What I know is that the DxR algorithm is playing like this, so it's not my personal nonsense. But my gameplay is a little different from that of DxR...
Forward the longest mask logic to the insertion time. For Linux and other general operating systems, the overhead of the Table query in the route table is mainly concentrated on "Longest mask matching, because the input is only an IPv4 address, that is, the destination IP address extracted from the IP header, at this time, the IP routing module does not know which entries in the routing table are related to the IPv4 address. You need to perform a search to determine which entries are related to the IPv4 address. During the search, the "Longest mask matching" logic is executed, for the HASH organization algorithm, hash tables are organized according to the mask length, and the matching order is descending from the 32-bit mask. For the TRIE organization algorithm, the situation is similar, for more information, see overview of route table search algorithms for Internet routing-Hash/LC-Trie tree/256-way-mtrie tree.
For search, especially the HASH algorithm, comparison is inevitable, and the comparison result is either 0 or not 0. If the cost of comparison is removed, it will theoretically save half of the time, for the TRIE tree, backtracing is used to reduce more costs. Of course, no matter the HASH algorithm or the TRIE tree algorithm, there will be a lot of optimizations around the data structure itself and the characteristics of the address, but unfortunately, these optimizations do not cure the problem, you cannot simply eradicate the "Search" operation! All right, eliminating search/comparison is the fundamental goal!
Indexing IPv4 addresses is the answer!
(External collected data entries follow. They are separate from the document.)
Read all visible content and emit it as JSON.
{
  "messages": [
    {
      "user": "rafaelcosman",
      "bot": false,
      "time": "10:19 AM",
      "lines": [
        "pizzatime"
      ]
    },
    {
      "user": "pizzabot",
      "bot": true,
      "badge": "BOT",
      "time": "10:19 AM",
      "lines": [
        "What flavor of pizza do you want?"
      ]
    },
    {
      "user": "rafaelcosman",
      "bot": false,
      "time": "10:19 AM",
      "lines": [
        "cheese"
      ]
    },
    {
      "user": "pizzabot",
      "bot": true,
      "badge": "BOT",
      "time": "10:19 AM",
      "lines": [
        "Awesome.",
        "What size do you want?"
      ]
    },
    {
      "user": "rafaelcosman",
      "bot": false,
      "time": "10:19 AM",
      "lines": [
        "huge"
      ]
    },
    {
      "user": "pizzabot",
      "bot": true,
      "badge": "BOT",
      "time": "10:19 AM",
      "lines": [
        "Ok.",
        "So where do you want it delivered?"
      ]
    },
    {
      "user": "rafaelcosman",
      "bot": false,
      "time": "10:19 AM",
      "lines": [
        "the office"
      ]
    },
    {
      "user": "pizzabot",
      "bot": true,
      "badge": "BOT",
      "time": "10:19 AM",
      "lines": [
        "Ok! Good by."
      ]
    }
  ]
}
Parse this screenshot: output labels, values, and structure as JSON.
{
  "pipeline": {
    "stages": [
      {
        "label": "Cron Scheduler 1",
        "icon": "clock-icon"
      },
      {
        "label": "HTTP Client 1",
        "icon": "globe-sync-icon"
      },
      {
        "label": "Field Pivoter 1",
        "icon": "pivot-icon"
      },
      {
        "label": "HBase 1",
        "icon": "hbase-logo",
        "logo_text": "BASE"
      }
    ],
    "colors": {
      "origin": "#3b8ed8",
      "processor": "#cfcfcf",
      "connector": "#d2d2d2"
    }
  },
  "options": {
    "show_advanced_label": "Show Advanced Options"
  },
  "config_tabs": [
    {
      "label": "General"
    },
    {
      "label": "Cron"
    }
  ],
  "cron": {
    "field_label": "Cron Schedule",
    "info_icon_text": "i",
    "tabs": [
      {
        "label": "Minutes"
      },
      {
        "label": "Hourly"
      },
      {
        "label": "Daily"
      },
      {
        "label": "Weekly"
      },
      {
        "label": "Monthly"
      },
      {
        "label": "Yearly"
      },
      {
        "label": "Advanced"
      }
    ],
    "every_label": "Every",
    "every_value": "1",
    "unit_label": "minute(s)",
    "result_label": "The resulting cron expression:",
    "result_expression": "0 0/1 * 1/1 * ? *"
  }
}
IPv4 address space has a total of 4G addresses. If each address is used as an index, it will consume a huge amount of memory, but this is not an essential problem, you can organize a page table as a hierarchical index. The essential question is how to map the route entry and index to one-to-one! That is, an IPv4 address is used as an index, and the index directly points to the result with the longest mask in all route results! This is not difficult. I will not introduce a multi-level index, but still use a Flat 32-bit IPv4 address space for the first-level index. As shown in:




It can be seen that the most important thing is to use the routing prefix to divide the IPv4 address space into multiple intervals. As shown in, take the target IP address as the index and go to the right. The first route entry encountered is the result. The longest mask logic is completely reflected in the insert/delete process, that is, the left-to-right prefix is shortened in turn, and the long prefix routing item is prefixed in front of the short prefix routing item, this is the core idea. In fact, this idea is used in HiPac firewall, that is, the interval priority. It is just a rational and clever arrangement of the data structure. The longest mask logic is prefixed to the insertion/deletion time, and the IP address is indexed. This will put the matching process in place in one step.
We cannot use a route with a long prefix to completely overwrite the latter because when it is deleted, the latter will be exposed.
Now, let's sum up. When the insert/delete operation is executed, ensure that the route entry with the longest mask overwrites the top of its IP address range.
Routing or IP exchange the Internet is designed to be routing-based rather than exchange-based. There is a philosophical reason behind this. However, today, people have gradually added the exchange feature to IP routing, so as to design a lot of hardware-based fast forwarding devices or rely on the route table to generate an exchange forwarding table for fast forwarding, such as a layer-3 switch. But what is exchange? What is a route? Simply put, a route is a relatively soft name. Its execution method is "retrieve the field of the protocol header, and then 'longest prefix Match' with the content of the route table ', during this period, there were a lot of memory access and comparison operations, while the exchange was a hard statement. The execution method was "retrieve an 'index field' from the protocol header ', directly index the exchange table, and then forward the table directly according to the index pointing to the result ". Let's see if my gameplay and DxR have changed routing to switching. Maybe you think this is nothing more than a small skill, but shouldn't you be happy with this little thing in your life...
As we all know, the modern operating system is based on virtual memory, which provides better isolation and access control between processes, this article is about "one kind of exploitation" based on this principle ".
As a matter of fact, when a computer running a modern operating system is running, every access to an address has to go through a "lookup ", this search process is so fast that most users and even programmers (except system programmers) will turn a blind eye, and even many people do not know that such a search process exists, this search process is the virtual/physical address conversion process of MMU.
If I use an IPv4 route prefix as the virtual memory address, use its next hop and other route result information as the content of the physical page, and create a page table ing according to the corresponding relationship, so I only need to access the target IPv4 address extracted from the IP header to obtain the content of the corresponding physical page. What is the content? Suit? NO! The content is the result of the route. I simplified the first section and then changed it to the following:




Have you seen anything? Isn't that a page table? Yes, the IPv4 address is used as the index, and the route entry result is used as the physical page. The longest mask matching process is reflected in the ing construction process. However, this is a problem! The occupied space is too large! Yes, the solution of MMU is to build multi-level ing. This principle can also be used in route tables. After bending the figure above, it becomes a route matching table for MMU-like facilities:




Now, the route matching table is completely nested in the MMU facility, and the IPv4 address is completely indexed! For example, if the IPv4 address is 0x01020304, you only need the following access to obtain its route entry:
char *addr = 0x01020304;struct fib_res *res = (struct fib_res *)*addr;
If a page is missing, there is no matched route, that is, the Network is unreachable. If there is a default route, all the virtual addresses without specified ing will be on the "Default routing page.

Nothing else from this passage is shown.